Cast: Varun Dhawan, Shraddha Kapoor, Nora Fatehi, Aparshakti Khurrana, Prabhu Deva.
Director: Remo D’Souza

Street Dancer 3D Review

This movie hasn’t wrongfully been called the longest episode of India’s-Got-Talent-minus-the-ad-breaks. With an IMDB rating of 4.1/10, it isn’t Varun and Shraddha’s finest work. It is a dance movie that engages 3D for no purpose beyond hurling guided projectiles (ranging from hats to donuts) towards the audience. This dance-film rage started with Remo D’Souza’s ABCD – ANY BODY CAN DANCE [2013]; the series being boosted by the second part ABCD 2 [2015]. So, let us analyze and find out if Street Dancer 3D fulfills our hopes and expectations.

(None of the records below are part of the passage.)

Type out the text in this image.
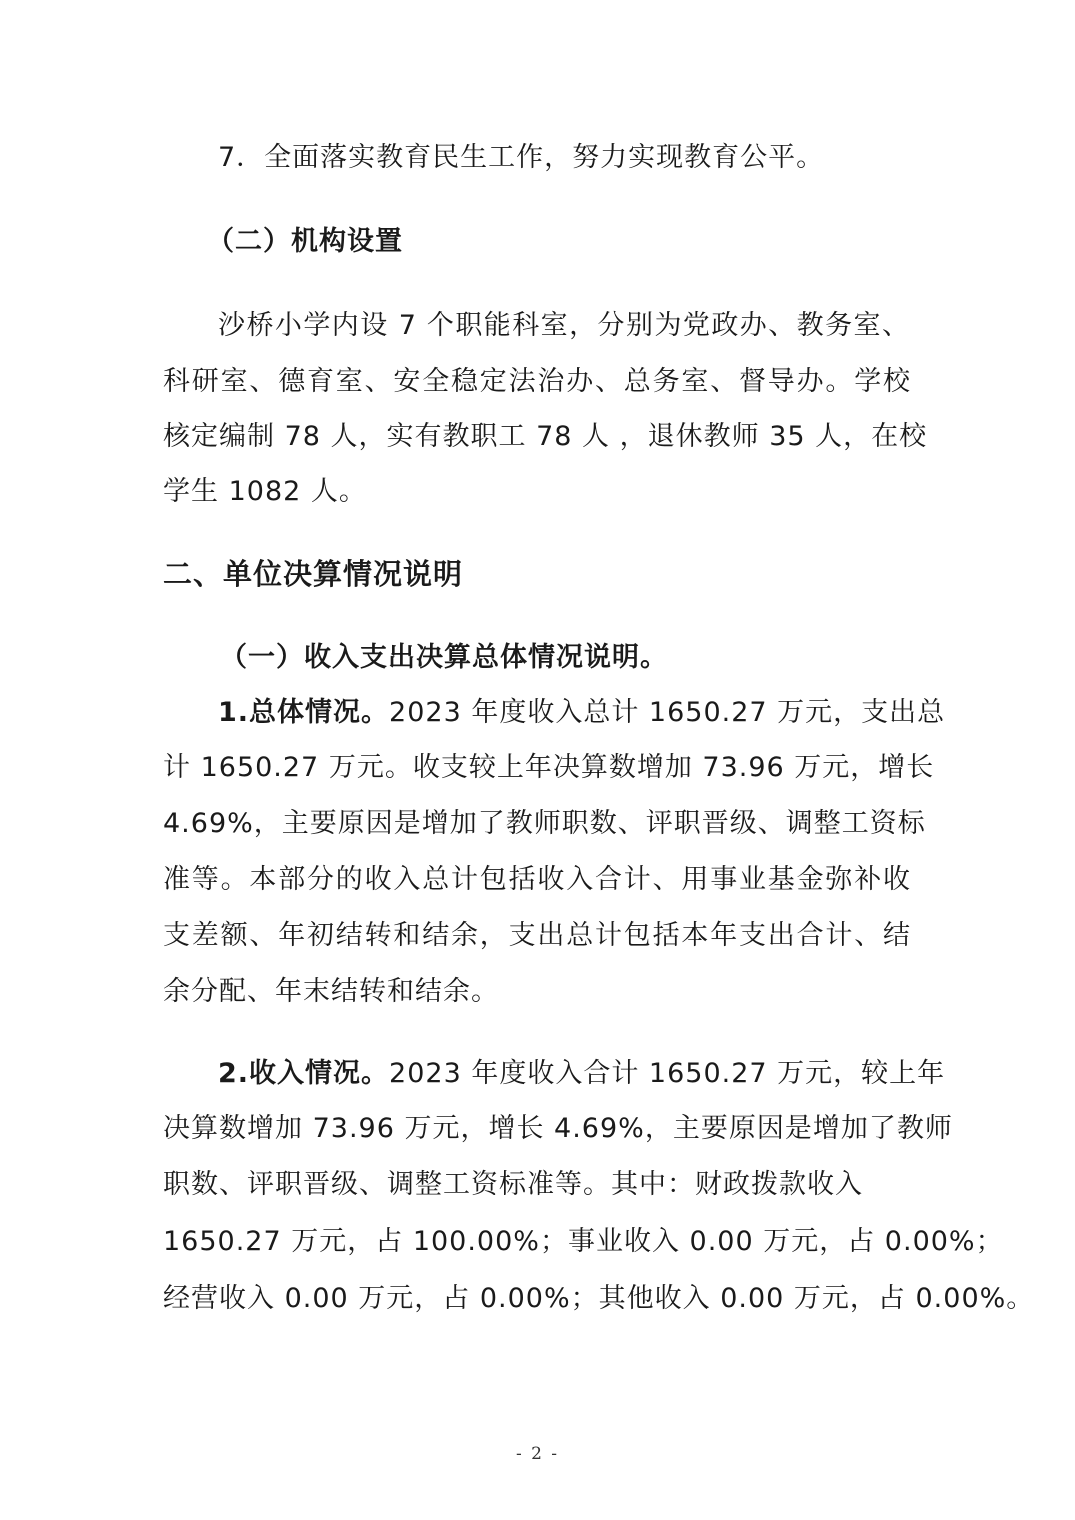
7．全面落实教育民生工作，努力实现教育公平。
（二）机构设置
沙桥小学内设 7 个职能科室，分别为党政办、教务室、
科研室、德育室、安全稳定法治办、总务室、督导办。学校
核定编制 78 人，实有教职工 78 人 ，退休教师 35 人，在校
学生 1082 人。
二、单位决算情况说明
（一）收入支出决算总体情况说明。
1.总体情况。2023 年度收入总计 1650.27 万元，支出总
计 1650.27 万元。收支较上年决算数增加 73.96 万元，增长
4.69%，主要原因是增加了教师职数、评职晋级、调整工资标
准等。本部分的收入总计包括收入合计、用事业基金弥补收
支差额、年初结转和结余，支出总计包括本年支出合计、结
余分配、年末结转和结余。
2.收入情况。2023 年度收入合计 1650.27 万元，较上年
决算数增加 73.96 万元，增长 4.69%，主要原因是增加了教师
职数、评职晋级、调整工资标准等。其中：财政拨款收入
1650.27 万元，占 100.00%；事业收入 0.00 万元，占 0.00%；
经营收入 0.00 万元，占 0.00%；其他收入 0.00 万元，占 0.00%。
- 2 -
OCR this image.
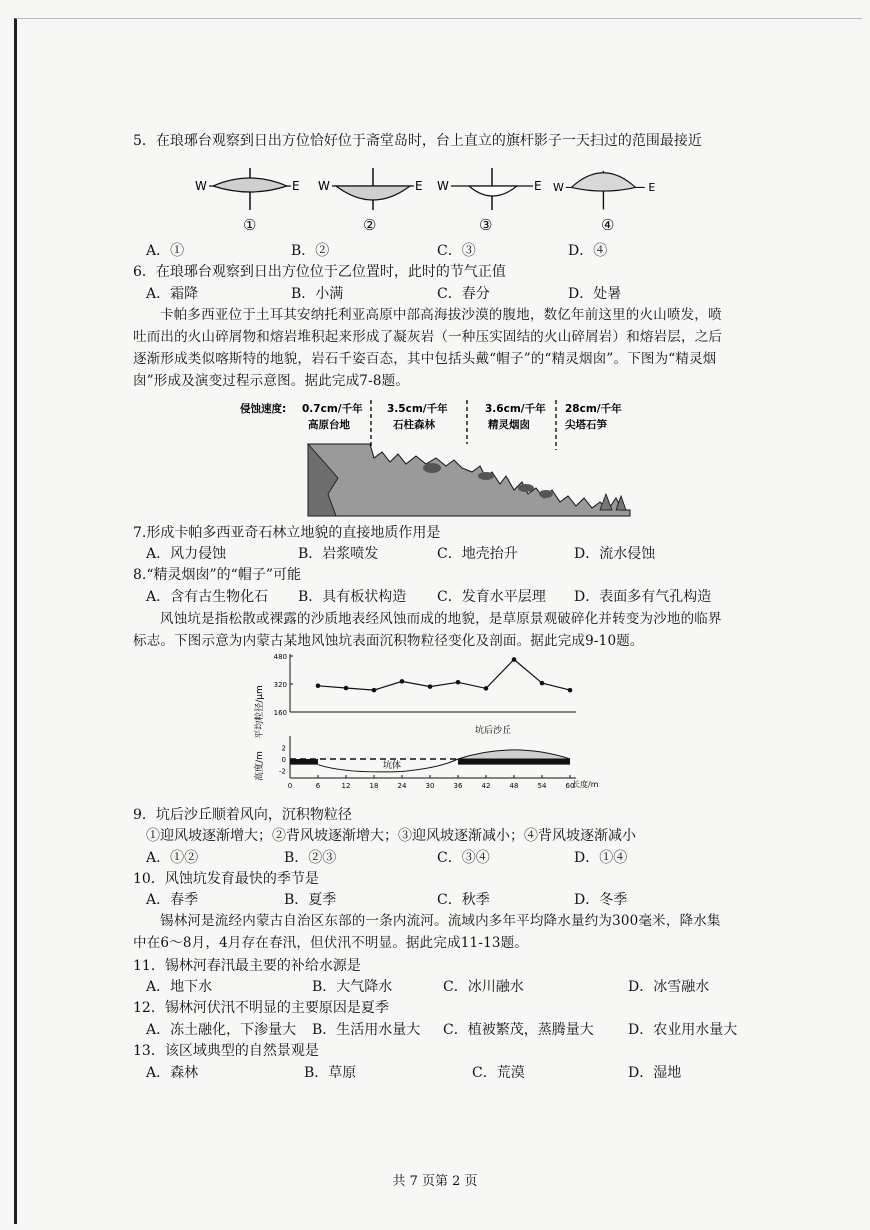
5．在琅琊台观察到日出方位恰好位于斋堂岛时，台上直立的旗杆影子一天扫过的范围最接近
W	E W	E W	E W	E
①	②	③	④
A．①	B．②	C．③	D．④
6．在琅琊台观察到日出方位位于乙位置时，此时的节气正值
A．霜降	B．小满	C．春分	D．处暑
卡帕多西亚位于土耳其安纳托利亚高原中部高海拔沙漠的腹地，数亿年前这里的火山喷发，喷吐而出的火山碎屑物和熔岩堆积起来形成了凝灰岩（一种压实固结的火山碎屑岩）和熔岩层，之后逐渐形成类似喀斯特的地貌，岩石千姿百态，其中包括头戴“帽子”的“精灵烟囱”。下图为“精灵烟囱”形成及演变过程示意图。据此完成7-8题。
侵蚀速度: 0.7cm/千年
高原台地
3.5cm/千年
石柱森林
3.6cm/千年
精灵烟囱
28cm/千年
尖塔石笋
7.形成卡帕多西亚奇石林立地貌的直接地质作用是
A．风力侵蚀	B．岩浆喷发	C．地壳抬升	D．流水侵蚀
8.“精灵烟囱”的“帽子”可能
A．含有古生物化石 B．具有板状构造 C．发育水平层理 D．表面多有气孔构造
风蚀坑是指松散或裸露的沙质地表经风蚀而成的地貌，是草原景观破碎化并转变为沙地的临界标志。下图示意为内蒙古某地风蚀坑表面沉积物粒径变化及剖面。据此完成9-10题。
平均粒径/μm
高度/m
长度/m
坑后沙丘
坑体
160
320
480
2
0
-2
0	6	12	18	24	30	36	42	48	54	60
9．坑后沙丘顺着风向，沉积物粒径
①迎风坡逐渐增大；②背风坡逐渐增大；③迎风坡逐渐减小；④背风坡逐渐减小
A．①②	B．②③	C．③④	D．①④
10．风蚀坑发育最快的季节是
A．春季	B．夏季	C．秋季	D．冬季
锡林河是流经内蒙古自治区东部的一条内流河。流域内多年平均降水量约为300毫米，降水集中在6～8月，4月存在春汛，但伏汛不明显。据此完成11-13题。
11．锡林河春汛最主要的补给水源是
A．地下水	B．大气降水	C．冰川融水	D．冰雪融水
12．锡林河伏汛不明显的主要原因是夏季
A．冻土融化，下渗量大 B．生活用水量大 C．植被繁茂，蒸腾量大 D．农业用水量大
13．该区域典型的自然景观是
A．森林	B．草原	C．荒漠	D．湿地
共 7 页第 2 页
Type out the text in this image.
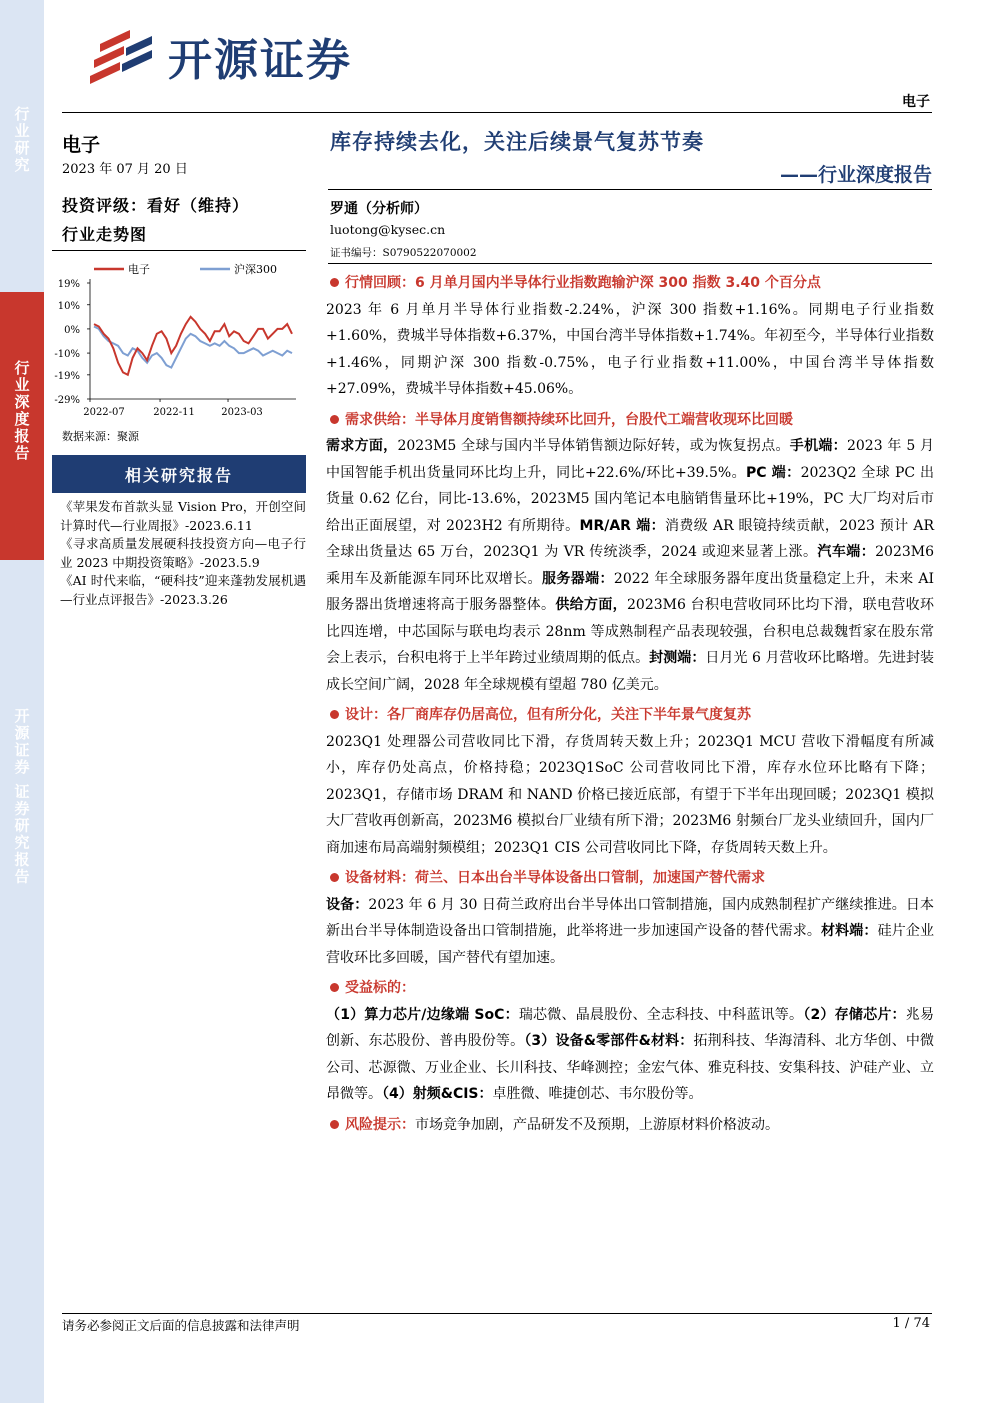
行业研究
行业深度报告
开源证券 证券研究报告
开源证券
电子
电子
2023 年 07 月 20 日
投资评级：看好（维持）
行业走势图
电子	沪深300
19%
10%
0%
-10%
-19%
-29%
2022-07	2022-11	2023-03
数据来源：聚源
相关研究报告
《苹果发布首款头显 Vision Pro，开创空间计算时代—行业周报》-2023.6.11
《寻求高质量发展硬科技投资方向—电子行业 2023 中期投资策略》-2023.5.9
《AI 时代来临，“硬科技”迎来蓬勃发展机遇—行业点评报告》-2023.3.26
库存持续去化，关注后续景气复苏节奏
——行业深度报告
罗通（分析师）
luotong@kysec.cn
证书编号：S0790522070002
行情回顾：6 月单月国内半导体行业指数跑输沪深 300 指数 3.40 个百分点
2023 年 6 月单月半导体行业指数-2.24%，沪深 300 指数+1.16%。同期电子行业指数+1.60%，费城半导体指数+6.37%，中国台湾半导体指数+1.74%。年初至今，半导体行业指数+1.46%，同期沪深 300 指数-0.75%，电子行业指数+11.00%，中国台湾半导体指数+27.09%，费城半导体指数+45.06%。
需求供给：半导体月度销售额持续环比回升，台股代工端营收现环比回暖
需求方面，2023M5 全球与国内半导体销售额边际好转，或为恢复拐点。手机端：2023 年 5 月中国智能手机出货量同环比均上升，同比+22.6%/环比+39.5%。PC 端：2023Q2 全球 PC 出货量 0.62 亿台，同比-13.6%，2023M5 国内笔记本电脑销售量环比+19%，PC 大厂均对后市给出正面展望，对 2023H2 有所期待。MR/AR 端：消费级 AR 眼镜持续贡献，2023 预计 AR 全球出货量达 65 万台，2023Q1 为 VR 传统淡季，2024 或迎来显著上涨。汽车端：2023M6 乘用车及新能源车同环比双增长。服务器端：2022 年全球服务器年度出货量稳定上升，未来 AI 服务器出货增速将高于服务器整体。供给方面，2023M6 台积电营收同环比均下滑，联电营收环比四连增，中芯国际与联电均表示 28nm 等成熟制程产品表现较强，台积电总裁魏哲家在股东常会上表示，台积电将于上半年跨过业绩周期的低点。封测端：日月光 6 月营收环比略增。先进封装成长空间广阔，2028 年全球规模有望超 780 亿美元。
设计：各厂商库存仍居高位，但有所分化，关注下半年景气度复苏
2023Q1 处理器公司营收同比下滑，存货周转天数上升；2023Q1 MCU 营收下滑幅度有所减小，库存仍处高点，价格持稳；2023Q1SoC 公司营收同比下滑，库存水位环比略有下降；2023Q1，存储市场 DRAM 和 NAND 价格已接近底部，有望于下半年出现回暖；2023Q1 模拟大厂营收再创新高，2023M6 模拟台厂业绩有所下滑；2023M6 射频台厂龙头业绩回升，国内厂商加速布局高端射频模组；2023Q1 CIS 公司营收同比下降，存货周转天数上升。
设备材料：荷兰、日本出台半导体设备出口管制，加速国产替代需求
设备：2023 年 6 月 30 日荷兰政府出台半导体出口管制措施，国内成熟制程扩产继续推进。日本新出台半导体制造设备出口管制措施，此举将进一步加速国产设备的替代需求。材料端：硅片企业营收环比多回暖，国产替代有望加速。
受益标的：
（1）算力芯片/边缘端 SoC：瑞芯微、晶晨股份、全志科技、中科蓝讯等。（2）存储芯片：兆易创新、东芯股份、普冉股份等。（3）设备&零部件&材料：拓荆科技、华海清科、北方华创、中微公司、芯源微、万业企业、长川科技、华峰测控；金宏气体、雅克科技、安集科技、沪硅产业、立昂微等。（4）射频&CIS：卓胜微、唯捷创芯、韦尔股份等。
风险提示：市场竞争加剧，产品研发不及预期，上游原材料价格波动。
请务必参阅正文后面的信息披露和法律声明	1 / 74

Set in London, Street Dancer 3D delivers an abundance of loud and noisy calisthenics vexed by a plot that swings between ridicule and self-righteousness. Two dance groups, one Indian and one Pakistani, are at a constant fight. Varun Dhawan plays Sahej, who leads the Indian troupe, while Shraddha Kapoor as Inayat, leads the Pakistani troupe. Prabhu Deva runs a restaurant where both the troupes hang out, bickering over India-Pakistan cricket matches, or challenging each other to dance-offs. However, the ‘important plot’ involves a bunch of illegal immigrants who came in London with a lot of dreams, but are hiding out in a tunnel, hungry and homeless, struggling to make both ends meet. With Sahej carrying around the guilt of his own and Inayat wanting to help them, both teams enter into a coveted dance competition.

No matter what, the dance numbers in the film are smooth, colorful, zestful and frequently breathtaking. But, somehow they are also completely indistinguishable. One song can be replaced with another from an entirely different situation in the film and it won’t make a difference. One of the big item-performance has been delivered by Prabhu Deva to his own classic number ‘muqabla’, which makes you nostalgic about a time when Bollywood item-numbers were so more fluid and joyful than it is right now.
Remo D’Souza saves the best performance for the last, where the Indian and Pakistani teams unite against the British dance troupe. The energy of the performers combined with the sheer rousing track does make this the film’s one of the best moments.

Yet, it does not make up for the two and a half hours of corny plotting and overdramatic performances. Nora Fatehi is light-footed and agile on the dance floor but her permanent shocked and bewildered expression does not amount to acting. Shraddha Kapoor tries to do whatever she can with the slim material, and Varun Dhawan counterbalances it with overplaying.

The movie will leave you feeling exhausted. The 3D, though not as bad, is a little unnecessary. The movie is enjoyable for dance-junkies and it is advisable to steer clear if you don’t belong to that category.